People who are considering leaving an abusive relationship have unique challenges not experienced by most people trying to deal with family law issues. When abuse is present, or was present in the past, it’s hard to come to fair negotiations, and it might not be possible at all. Abuse might impact child custody and access as well as spousal support. We will discuss here some options for those dealing with abuse and family law issues, and some court orders that might be useful.
It can be difficult or even impossible to come to an agreement in situations where there has been abuse. A victim of abuse might not be able to cope with being in the same room as the abuser, and might not have equal bargaining power. Abusers will often exert extreme control and power over their victims, and this can impact negotiations.

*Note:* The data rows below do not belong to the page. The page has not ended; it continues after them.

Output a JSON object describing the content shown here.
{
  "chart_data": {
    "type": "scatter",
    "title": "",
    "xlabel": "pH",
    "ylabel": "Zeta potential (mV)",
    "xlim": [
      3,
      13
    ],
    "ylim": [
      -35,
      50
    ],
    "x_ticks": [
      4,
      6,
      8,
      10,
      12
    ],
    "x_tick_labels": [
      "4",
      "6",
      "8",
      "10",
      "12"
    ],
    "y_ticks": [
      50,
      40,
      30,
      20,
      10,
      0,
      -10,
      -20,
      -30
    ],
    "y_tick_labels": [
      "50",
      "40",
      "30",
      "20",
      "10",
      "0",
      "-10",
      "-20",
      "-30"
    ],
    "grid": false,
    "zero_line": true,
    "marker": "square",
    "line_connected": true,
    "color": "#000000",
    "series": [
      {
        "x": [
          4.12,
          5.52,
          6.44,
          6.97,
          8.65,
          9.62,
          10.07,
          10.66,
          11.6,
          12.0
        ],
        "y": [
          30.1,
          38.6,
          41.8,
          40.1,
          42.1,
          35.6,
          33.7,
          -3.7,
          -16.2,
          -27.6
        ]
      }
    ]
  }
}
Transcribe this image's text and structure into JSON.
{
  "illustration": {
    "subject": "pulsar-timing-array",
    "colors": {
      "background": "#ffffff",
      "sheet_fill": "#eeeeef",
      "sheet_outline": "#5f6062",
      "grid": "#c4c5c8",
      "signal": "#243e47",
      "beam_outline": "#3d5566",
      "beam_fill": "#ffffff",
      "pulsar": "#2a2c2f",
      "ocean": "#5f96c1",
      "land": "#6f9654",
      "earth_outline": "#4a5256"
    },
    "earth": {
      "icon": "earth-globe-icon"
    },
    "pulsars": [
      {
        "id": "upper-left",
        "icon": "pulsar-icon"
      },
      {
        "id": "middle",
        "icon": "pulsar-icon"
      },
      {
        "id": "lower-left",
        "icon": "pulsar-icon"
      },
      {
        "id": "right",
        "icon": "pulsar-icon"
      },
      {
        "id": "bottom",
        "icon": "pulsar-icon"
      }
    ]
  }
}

Where the parties do have to be in the same room for negotiations, there are some options and support for the victims to try to make the process as easy as possible. Negotiation through a lawyer is one option, where the parties discuss what they want with their respective lawyer, and then the lawyers meet and work, through discussion, to resolve the issues.
Victims should never sign anything without having their own lawyer look it over first, and they are entitled to get the support they need throughout the legal process.
2. Custody and Access
The best interests of the child is the number-one priority of the courts. Past conduct of a parent isn’t usually considered unless it affects the person’s ability to parent the child. Abusive behaviour can be considered an issue that would affect a person’s ability to be a good parent.
Abuse between parents also impacts the children. People who abuse their spouse may be more likely to abuse a child, and babies are at risk for being injured or dropped. Children are also sometimes used to control or intimidate or threaten the other parent. In some worst-case scenarios, the other parent even harms or abducts the child.
Abusive behaviour can influence several aspects of the custody decisions, including how much weight is given to the child’s wishes regarding with whom he or she wants to live.
3. Spousal Support
Spousal abuse or misconduct isn’t usually considered when a judge decides whether to order spousal support, or when determining the amount. However, it is relevant if the abuse has affected the spouse’s ability to earn an income.
4. Restraining Orders
This is one of the more popular court orders that may come in handy when there are abuse issues within a separation. You may ask the family lawyer to help you file for a restraining order during any point of the family law court case. The court can order the other person to stay away from you and/or the children, if you can give evidence as to why you need this order. If your case hasn’t yet been started and/or you need help quickly, you can request a Peace Bond.
5. Supervised Access/Exchange
In most cases, seeing both parents is usually considered to be in the child’s best interests, but where one parent is abusive towards the other, special considerations may be applied. If a parent is concerned that the other parent is a threat to the child’s safety, supervised access can be ordered upon request. If parents can’t safely facilitate access because of hostility or violence, supervised exchanges are also an option.
6. Possession of the Home
In Ontario, there are special rules for how the family home is to be treated within the separation and divorce process. The court will decide whether to order exclusive possession of the home, and will include the best interests of any children who are affected, any existing support orders and obligations, any existing property orders, the financial situations of both parties, any written agreements, and any violence committed by one party against the other spouse or children.